4. Circling pronouns. To prime individualism, subjects read a printed passage and circle the pronouns I, me, my. To prime collectivism, they circle we, us, our.
5. Unscrambling sentences. Subjects unscramble randomized lists of words to form a sentence. To prime individualism, the words are draw from a set that includes I, me, mine, distinct, different, competitive, own, free, unique, dissociate, assertive, unusual, autonomy, alone, apart, autonomous, detached, different, dissimilar, distinct, diverge, independence, individual, isolate, separate, solitude, split, unique, and self-contained . To prime collectivism, the words used include we, us, ours, join, similar, alike, share, cooperative, agreeable, help, group, respect, partnership, together, team, support, others, attached, alliance, closeness, cohesive, connection, inseparable, interdependence, intimate, joint, merged, overlap, similar, shared, together, union, and friendships.

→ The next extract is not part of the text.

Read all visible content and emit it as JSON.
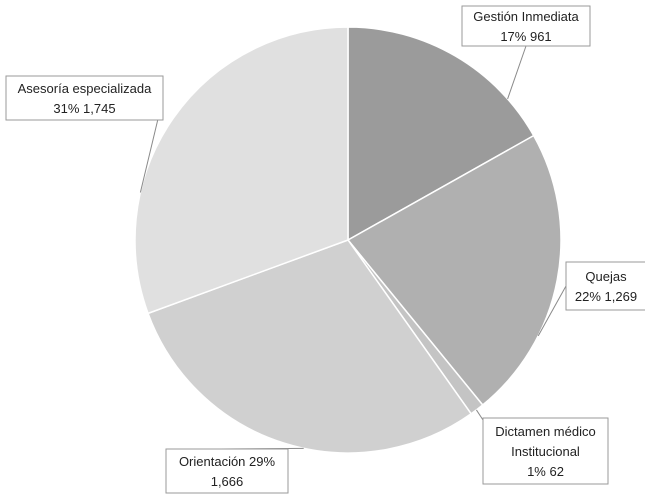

6. Sumerian warrior story. Subjects are given the following instructions: “We would like you to read a couple of paragraphs on the following page. After reading these paragraphs, you will be asked to make a judgment about the main character”. The participant is then given a text to read that focused on choosing a warrior on the basis of either individual talent (for priming individualism) or tribe membership and family considerations (for priming collectivism).
7. Language priming. Bilingual participants are instructed and tested in English or in another language . "The assumption is that English carries with it knowledge about American or Anglo-Saxon culture and so evokes individualism, whereas other non-Western languages carry with them knowledge about a home culture assumed to be more collectivist".
All of these priming methods are apparently effective to one degree or another. There are interesting differences in terms of which priming methods are effective to which degree for which measures on which subjects — but the crucial take-home message is that across the 67 studies surveyed, each using one or another of these simple and brief priming methods, the median result was an effect size of about 0.47 — which is similar in magnitude to the regional differences in the earlier survey.
From Daphna Oyserman's statement of research interests:
The experimental work demonstrates that the influence of temporal inductions of independent or interdependent self-construals parallels differences between independent and interdependent cultures; i.e., Westerners can be “turned into” Asians through a short priming task, highlighting the crucial role of self-construal. Current research extends this work by showing that temporary inductions of an independent or interdependent self-focus shift basic perceptual processes.